Where he went wrong, he went wrong in one direction: by assuming that all information-rich domains would advance at roughly the same exponential rate. Molecular assemblers did not. Humanoid robotics did not. The speed of light did not turn out to be soft. What accelerated hardest was the layer closest to pure information — compute, neural networks, genomics — and the physical manifestations lagged. The picometer microscope is on track. The picometer assembler is not.

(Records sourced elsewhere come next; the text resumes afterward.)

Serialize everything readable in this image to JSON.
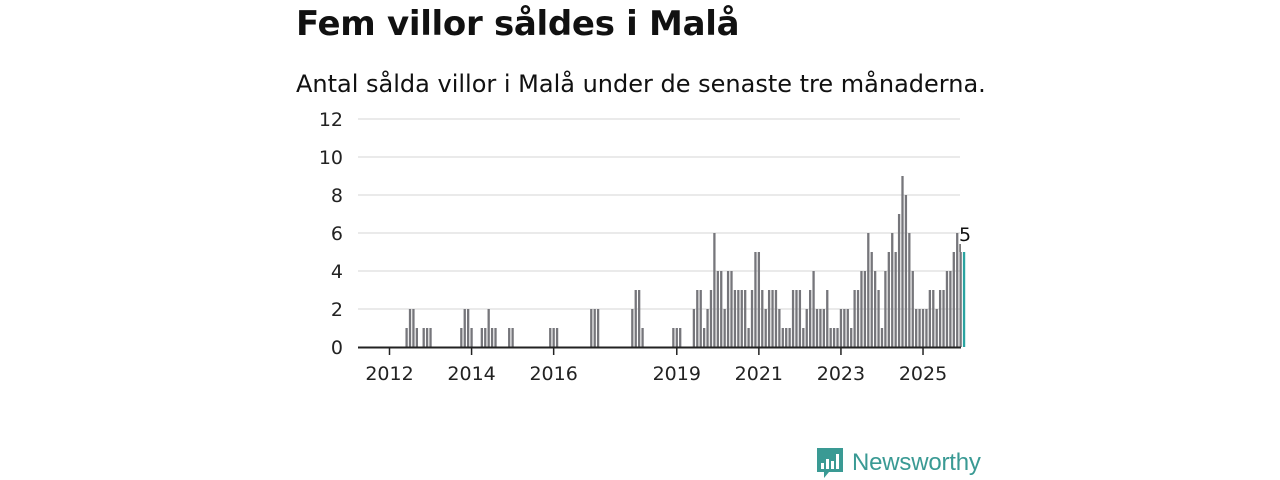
{
  "title": "Fem villor såldes i Malå",
  "subtitle": "Antal sålda villor i Malå under de senaste tre månaderna.",
  "brand": {
    "name": "Newsworthy",
    "color": "#3a9a94",
    "icon": "newsworthy-chart-logo-icon"
  },
  "colors": {
    "bar": "#76767b",
    "highlight": "#2aa3a0",
    "grid": "#dddddd",
    "axis": "#222222"
  },
  "chart_data": {
    "type": "bar",
    "ylim": [
      0,
      12
    ],
    "yticks": [
      0,
      2,
      4,
      6,
      8,
      10,
      12
    ],
    "xticks": [
      {
        "label": "2012",
        "month": 0
      },
      {
        "label": "2014",
        "month": 24
      },
      {
        "label": "2016",
        "month": 48
      },
      {
        "label": "2019",
        "month": 84
      },
      {
        "label": "2021",
        "month": 108
      },
      {
        "label": "2023",
        "month": 132
      },
      {
        "label": "2025",
        "month": 156
      }
    ],
    "x_start": "2011-07",
    "grid": true,
    "annotation": {
      "label": "5",
      "value": 5
    },
    "values": [
      0,
      0,
      0,
      0,
      0,
      0,
      0,
      0,
      0,
      0,
      0,
      1,
      2,
      2,
      1,
      0,
      1,
      1,
      1,
      0,
      0,
      0,
      0,
      0,
      0,
      0,
      0,
      1,
      2,
      2,
      1,
      0,
      0,
      1,
      1,
      2,
      1,
      1,
      0,
      0,
      0,
      1,
      1,
      0,
      0,
      0,
      0,
      0,
      0,
      0,
      0,
      0,
      0,
      1,
      1,
      1,
      0,
      0,
      0,
      0,
      0,
      0,
      0,
      0,
      0,
      2,
      2,
      2,
      0,
      0,
      0,
      0,
      0,
      0,
      0,
      0,
      0,
      2,
      3,
      3,
      1,
      0,
      0,
      0,
      0,
      0,
      0,
      0,
      0,
      1,
      1,
      1,
      0,
      0,
      0,
      2,
      3,
      3,
      1,
      2,
      3,
      6,
      4,
      4,
      2,
      4,
      4,
      3,
      3,
      3,
      3,
      1,
      3,
      5,
      5,
      3,
      2,
      3,
      3,
      3,
      2,
      1,
      1,
      1,
      3,
      3,
      3,
      1,
      2,
      3,
      4,
      2,
      2,
      2,
      3,
      1,
      1,
      1,
      2,
      2,
      2,
      1,
      3,
      3,
      4,
      4,
      6,
      5,
      4,
      3,
      1,
      4,
      5,
      6,
      5,
      7,
      9,
      8,
      6,
      4,
      2,
      2,
      2,
      2,
      3,
      3,
      2,
      3,
      3,
      4,
      4,
      5,
      6,
      5,
      5
    ]
  }
}
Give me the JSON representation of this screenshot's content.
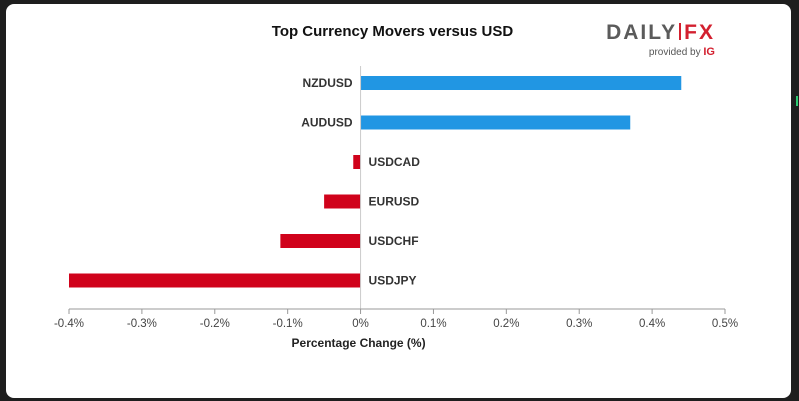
{
  "chart_data": {
    "type": "bar",
    "orientation": "horizontal",
    "title": "Top Currency Movers versus USD",
    "xlabel": "Percentage Change (%)",
    "categories": [
      "NZDUSD",
      "AUDUSD",
      "USDCAD",
      "EURUSD",
      "USDCHF",
      "USDJPY"
    ],
    "values": [
      0.44,
      0.37,
      -0.01,
      -0.05,
      -0.11,
      -0.4
    ],
    "xlim": [
      -0.4,
      0.5
    ],
    "xticks": [
      -0.4,
      -0.3,
      -0.2,
      -0.1,
      0,
      0.1,
      0.2,
      0.3,
      0.4,
      0.5
    ],
    "xtick_labels": [
      "-0.4%",
      "-0.3%",
      "-0.2%",
      "-0.1%",
      "0%",
      "0.1%",
      "0.2%",
      "0.3%",
      "0.4%",
      "0.5%"
    ],
    "grid": false,
    "colors": {
      "positive": "#2196e3",
      "negative": "#d0021b"
    }
  },
  "branding": {
    "logo_left": "DAILY",
    "logo_right": "FX",
    "provided_by": "provided by",
    "provider": "IG"
  }
}
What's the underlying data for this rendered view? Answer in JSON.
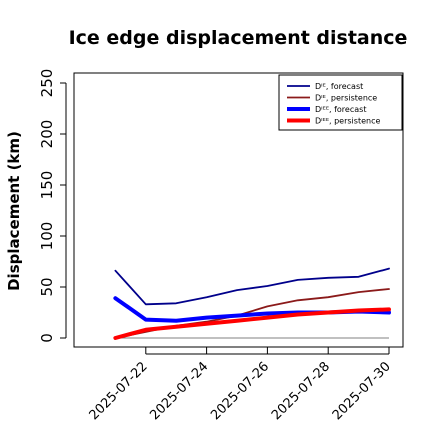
{
  "chart_data": {
    "type": "line",
    "title": "Ice edge displacement distance",
    "ylabel": "Displacement (km)",
    "xlabel": "",
    "ylim": [
      0,
      260
    ],
    "yticks": [
      0,
      50,
      100,
      150,
      200,
      250
    ],
    "x": [
      "2025-07-21",
      "2025-07-22",
      "2025-07-23",
      "2025-07-24",
      "2025-07-25",
      "2025-07-26",
      "2025-07-27",
      "2025-07-28",
      "2025-07-29",
      "2025-07-30"
    ],
    "xlim": [
      "2025-07-20",
      "2025-07-30"
    ],
    "xtick_labels": [
      "2025-07-22",
      "2025-07-24",
      "2025-07-26",
      "2025-07-28",
      "2025-07-30"
    ],
    "highlight_tick": "2025-07-22",
    "highlight_color": "#228B22",
    "reference_line": 0,
    "legend_position": "top-right",
    "series": [
      {
        "name": "Dᴵᴱ, forecast",
        "color": "#00008B",
        "width": 1.8,
        "values": [
          66,
          33,
          34,
          40,
          47,
          51,
          57,
          59,
          60,
          68
        ]
      },
      {
        "name": "Dᴵᴱ, persistence",
        "color": "#8B1A1A",
        "width": 1.8,
        "values": [
          0,
          6,
          12,
          16,
          22,
          31,
          37,
          40,
          45,
          48
        ]
      },
      {
        "name": "Dᴵᴱᴱ, forecast",
        "color": "#0000FF",
        "width": 4,
        "values": [
          39,
          18,
          17,
          20,
          22,
          24,
          25,
          25,
          26,
          25
        ]
      },
      {
        "name": "Dᴵᴱᴱ, persistence",
        "color": "#FF0000",
        "width": 4,
        "values": [
          0,
          8,
          11,
          14,
          17,
          20,
          23,
          25,
          27,
          28
        ]
      }
    ]
  }
}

The cleanest takeaway: Kurzweil’s framework is scoring much better than his inventory. Read the 2005 book as a list of gadgets and the hit rate is uneven. Read it as a claim about which layer of reality compounds fastest, and the 2026 evidence says he identified the right layer.

Method note

Predictions were checked against the U.S. patent corpus (9.3M documents through April 2026), OpenAlex scholarly literature (357M papers), Epoch AI’s compute tracker, Nobel Prize materials for the 2023 Physics award, peer-reviewed attosecond and AFM publications, and targeted web queries on molecular nanotechnology, Optimus, Figure’s factory programs, and Oklo fine-structure-constant analyses. Kurzweil’s 2005 phrasings cite The Singularity Is Near; his 2024 updates cite The Singularity Is Nearer.